Adnan Demircan Hocam…

Prof. Dr. Şaban ÖZ

Hepimizin bildiği bir gerçekle başlayalım; ülkemizde erişebilirlik her zaman hadsizlik, ukalalık, değerbilmezlik olarak geri dönüyor. En rahat ulaşılan hocalar, akademisyenler en az kıymet bilinenler sınıfında… Ama bir de randevulu görüşenleri, konferans, seminer için eşek yüküyle para isteyenleri, mailinize cevap vermeyenlerin gördüğü iltifatı düşünün… Geri kalmışlığımızın görgüsüzlüğümüzün ve hatta nankörlüğümüzün tezahürü…

Efendim konumuz ülkemiz aydın-halk ilişkisi değil, tam tersine ülkemizin İslam Tarihi alanında çok önemi bir değeri olan Prof. Dr. Adnan Demircan.

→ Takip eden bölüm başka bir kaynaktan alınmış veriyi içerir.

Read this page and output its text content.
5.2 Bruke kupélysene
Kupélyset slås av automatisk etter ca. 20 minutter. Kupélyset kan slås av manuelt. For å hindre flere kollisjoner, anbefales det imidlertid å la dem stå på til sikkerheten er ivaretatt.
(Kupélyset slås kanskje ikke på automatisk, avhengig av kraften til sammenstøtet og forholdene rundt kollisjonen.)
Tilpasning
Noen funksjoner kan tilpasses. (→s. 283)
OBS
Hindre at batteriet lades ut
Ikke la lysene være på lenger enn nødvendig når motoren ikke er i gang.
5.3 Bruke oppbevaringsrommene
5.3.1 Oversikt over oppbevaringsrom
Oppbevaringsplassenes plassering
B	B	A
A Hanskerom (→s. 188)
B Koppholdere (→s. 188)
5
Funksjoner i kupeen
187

İlk tanışmam lisans yıllarında kitaplarıyla olmuştu haliyle. Vicahen tanışmamız ise Yalova-Esenköy’de hizmet içi eğitim kursunda olmuştu. Aslında tam tanışma da sayılmaz. Ben kursiyerdim. Yıldızeli İHL’de görev yapıyordum ve doktora tez sürecindeyim. Bütün asosyaller gibi, bütün çekingenler gibi yapmış, gidip tanışmamıştım. Ancak dersinde itiraz etmiştim “Hz. Peygamber söylüyorsa biz inanırız” demişti, ben de “Hz. Peygamber’in söylememişse…” demiştim… Doktora tezim bitip zar zor bir de basılınca bir nüshasını da hocaya göndermiştim. O dönemde henüz “bey” denilmesinden acayip gıcık olduğumu bilmiyordu…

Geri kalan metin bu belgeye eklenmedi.